La moue dont il fait preuve montre que le niveau des connaissances médicales du pays est encore loin de celui de certaines autres civilisations. Tant pis, le moment n’est pas au débat. Je me relève à la suite du soigneur et lui emboite le pas. Avant de passer le pan de la tente, je jette un dernier regard vers Malek. Il semble simplement endormi. Mon cœur se serre, et je poursuis mon chemin.

Je suis emmenée dans une série de tentes qui font visiblement office d’hôpital de campagne. Y sont allongés une vingtaine d’hommes et de femmes dans des états plus ou moins graves. Une simple femme à la corpulence plus frêle est présente, répondant comme elle le peut aux demandes des malades.

Je me fais conduire auprès des cas les plus critiques. Il me faut intervenir pour une demi-douzaine d’entre eux. Tombés dans le coma ou souffrant terriblement, je m’assure qu’ils s’accrochent encore un peu et tiennent le temps nécessaire à une recherche plus poussée.

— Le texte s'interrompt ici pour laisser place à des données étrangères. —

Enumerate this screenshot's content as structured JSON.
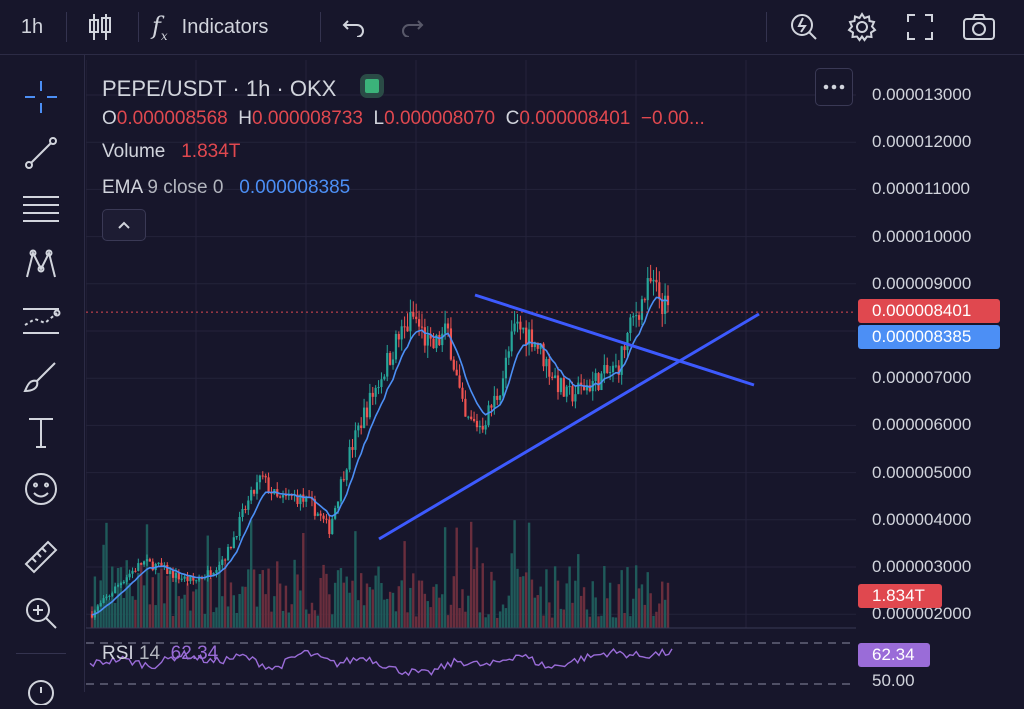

Je questionne les uns et les autres, essayant de savoir ce qu’il s’est passé. Rien de primordial n’en ressort. Ils n’ont traversé aucune contrée dangereuse ou malade, n’ont pas d’entailles ou de piqûres particulières, n’ont rien mangé ou bu d’inhabituel. Le mal semble s’attaquer au corps dans son ensemble, sans cibler particulièrement une partie de l’être plus qu’une autre. La différence des états semble due aux constitutions des uns vis-à-vis des autres, aux résistances naturelles, ou peut-être au niveau d’exposition à la source du problème.

Une bonne partie de la matinée passe ainsi. Je ne découvre rien que je ne puisse diagnostiquer simplement. Ils semblent atteints par une toxine, mais laquelle ? Il en existe tellement dans la nature, sans compter que je ne connais très certainement pas toutes celles de ce pays.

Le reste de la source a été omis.